Scotland’s new First Minister, appointed following the formation of a government in the Holyrood parliament after the May 7 elections, set out a programme of immediate priorities for the first hundred days in office that focused on several areas of persistent public concern in Scotland: NHS waiting times, the reliability of ferry services on the island and west coast routes, and measures to attract inward economic investment to counter the structural challenges facing Scotland’s rural and post-industrial communities.

The NHS waiting list in Scotland had grown substantially during the pandemic years and had not returned to pre-pandemic levels despite sustained investment and workforce recruitment.

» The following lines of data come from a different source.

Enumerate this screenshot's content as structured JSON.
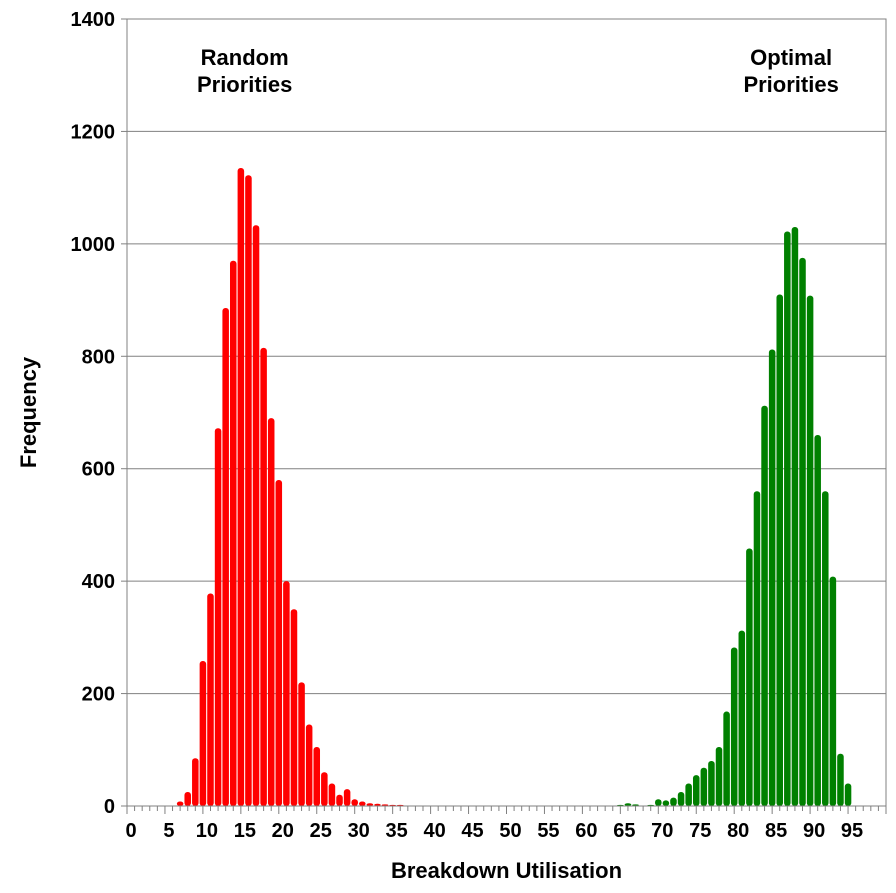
{
  "chart_data": {
    "type": "bar",
    "xlabel": "Breakdown Utilisation",
    "ylabel": "Frequency",
    "xlim": [
      0,
      100
    ],
    "ylim": [
      0,
      1400
    ],
    "x_ticks": [
      0,
      5,
      10,
      15,
      20,
      25,
      30,
      35,
      40,
      45,
      50,
      55,
      60,
      65,
      70,
      75,
      80,
      85,
      90,
      95
    ],
    "y_ticks": [
      0,
      200,
      400,
      600,
      800,
      1000,
      1200,
      1400
    ],
    "grid": true,
    "annotations": [
      {
        "lines": [
          "Random",
          "Priorities"
        ],
        "x": 15.5,
        "y": 1300
      },
      {
        "lines": [
          "Optimal",
          "Priorities"
        ],
        "x": 87.5,
        "y": 1300
      }
    ],
    "series": [
      {
        "color": "#ff0000",
        "x": [
          7,
          8,
          9,
          10,
          11,
          12,
          13,
          14,
          15,
          16,
          17,
          18,
          19,
          20,
          21,
          22,
          23,
          24,
          25,
          26,
          27,
          28,
          29,
          30,
          31,
          32,
          33,
          34,
          35,
          36,
          37
        ],
        "values": [
          8,
          25,
          85,
          258,
          378,
          672,
          886,
          970,
          1135,
          1122,
          1033,
          815,
          690,
          580,
          400,
          350,
          220,
          145,
          105,
          60,
          40,
          20,
          30,
          12,
          8,
          5,
          4,
          3,
          2,
          2,
          1
        ]
      },
      {
        "color": "#008000",
        "x": [
          65,
          66,
          67,
          68,
          69,
          70,
          71,
          72,
          73,
          74,
          75,
          76,
          77,
          78,
          79,
          80,
          81,
          82,
          83,
          84,
          85,
          86,
          87,
          88,
          89,
          90,
          91,
          92,
          93,
          94,
          95
        ],
        "values": [
          2,
          5,
          3,
          0,
          2,
          12,
          10,
          15,
          25,
          40,
          55,
          68,
          80,
          105,
          168,
          282,
          312,
          458,
          560,
          712,
          812,
          910,
          1022,
          1030,
          975,
          908,
          660,
          560,
          408,
          93,
          40
        ]
      }
    ]
  }
}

The waiting time problem was consistently cited in Scottish public opinion research as the most significant domestic policy concern, and the new administration’s commitment to treating it as a priority was designed both to acknowledge the public anxiety and to distinguish the new government’s approach from the record of its predecessor.

The ferry service crisis, which had generated intense political controversy following the delayed delivery and mechanical problems of new vessels intended to replace ageing CalMac fleet ships, had caused real hardship for communities on islands and remote peninsulas whose economic and social viability depends on reliable marine connections to the mainland. The commitment to addressing ferry reliability went beyond the technical issue of vessel availability to encompass the governance of the public sector operator and the resilience of supply chain and maintenance arrangements.

Economic development priorities reflected the continuing challenges facing Scottish regions outside Edinburgh and Glasgow, where productivity, wages and employment rates lag the national average and where demographic ageing is accelerating as younger workers move to cities or south of the border.